The WWA has released an end-of-year report reviewing the most significant events and highlights from its 2024 studies and advising what resolutions the world should make in 2025 to help stem the crisis and protect people from the effects of climate change.

In 26 weather events that the WWA studied in 2024, climate change contributed to the deaths of at least 3,700 people and the displacement of millions.

These were just a “small fraction” of a total 219 events of significantly impactful weather events that it identified overall, meaning it is “likely the total number of people killed in extreme weather events intensified by climate change this year is in the tens, or hundreds of thousands”, the WWA said.

“This exceptional year of extreme weather shows how dangerous life has already become with 1.3°C of human-induced warming and highlights the urgency of moving away from planet-heating fossil fuels as quickly as possible,” it said. 

2024 impacts

On average globally, climate change added 41 additional days of dangerous heat in 2024 that threatened people’s health.

Small islands and developing states, which are particularly vulnerable to climate change, experienced the highest number of dangerous heat days.

Heavy downpours – caused by increased moisture held by a warmer atmosphere – brought devastation to numerous places, from Kathmandu, to Dubai, to Rio Grande do Sul, to the Southern Appalachians.

Of 16 floods in 2024 that WWA studied, 15 were driven by climate change-amplified rainfall.

It said that shortcomings in early warning systems and evacuation plans likely contributed to huge death tolls. In particular, floods in Sudan and Brazil highlighted the need to maintain and upgrade flood defences.

In Brazil, the Amazon rainforest and Pantanal Wetland were hit by severe droughts and wildfires that caused major biodiversity loss.

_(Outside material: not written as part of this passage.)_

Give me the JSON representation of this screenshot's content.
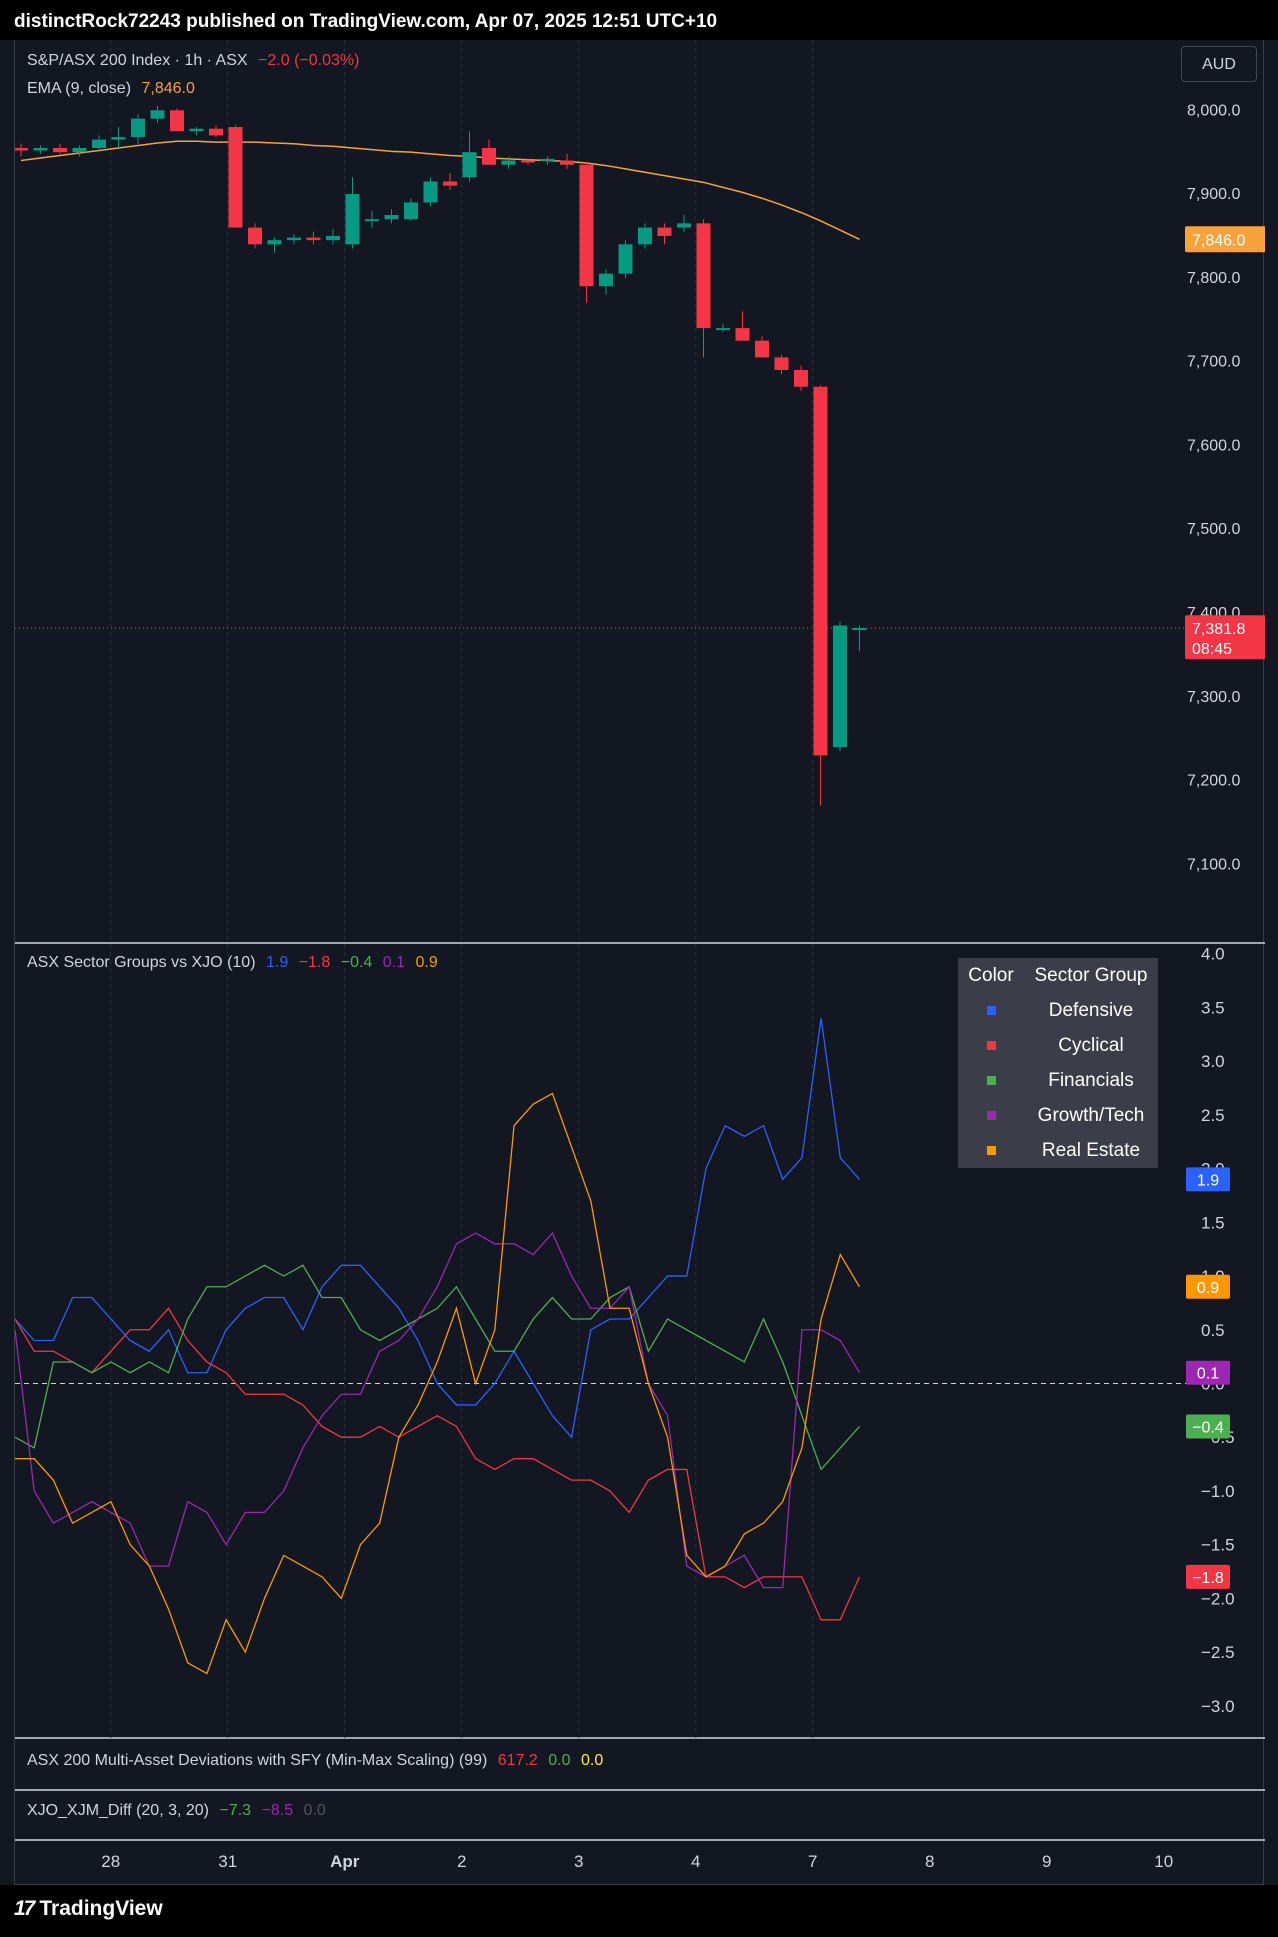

Hot seas and warmer air fuelled more destructive storms, including Hurricane Helene in the southeast US and Typhoon Gaemi in the Philippines.

2025 resolutions

The WWA said that a faster shift away from fossil fuels like oil, gas and coal is crucial to curbing climate change.

“Extremes will continue to worsen with every fraction of a degree of fossil fuel warming,” it said. “A rapid move to renewable energy will help make the world a safer, healthier, wealthier and more stable place.”

Countries also need to improve their early warning systems to minimise fatalities due to extreme weather events.

Warnings need to be targeted, given multiple days in advance of a dangerous weather event, and include clear instructions advising people about what they need to do, the WWA outlined.

Additionally, the WWA called for real-time reporting of heat deaths.

“Heatwaves are the deadliest type of extreme weather. However, the dangers of high temperatures are underappreciated and underreported,” it said.

“In April, a hospital in Mali reported a surge in excess deaths as temperatures climbed to nearly 50°C. Reported by local media, the announcement was a rare example of health professionals raising the alarm about the dangers of extreme heat in real-time.

“Health systems worldwide are stretched, but informing local journalists when emergency departments are overwhelmed is a simple way to alert the public that extreme heat can be deadly.”

Finally, developing countries need to be provided with finance to help them cope with the impacts of extreme weather.

“Developing countries are responsible for a small amount of historic carbon emissions, but as our research has highlighted this year, are being hit the hardest by extreme weather,” the WWA said.

“Back-to-back disasters, like the Philippines typhoons, or devastating floods that followed a multi-year drought in East Africa, are cancelling out developmental gains and forcing governments to reach deeper and deeper into their pockets to respond and recover from extreme weather.

“Ensuring developing countries have the means to invest in adaptation will protect lives and livelihoods, and create a stabler and more equitable world.”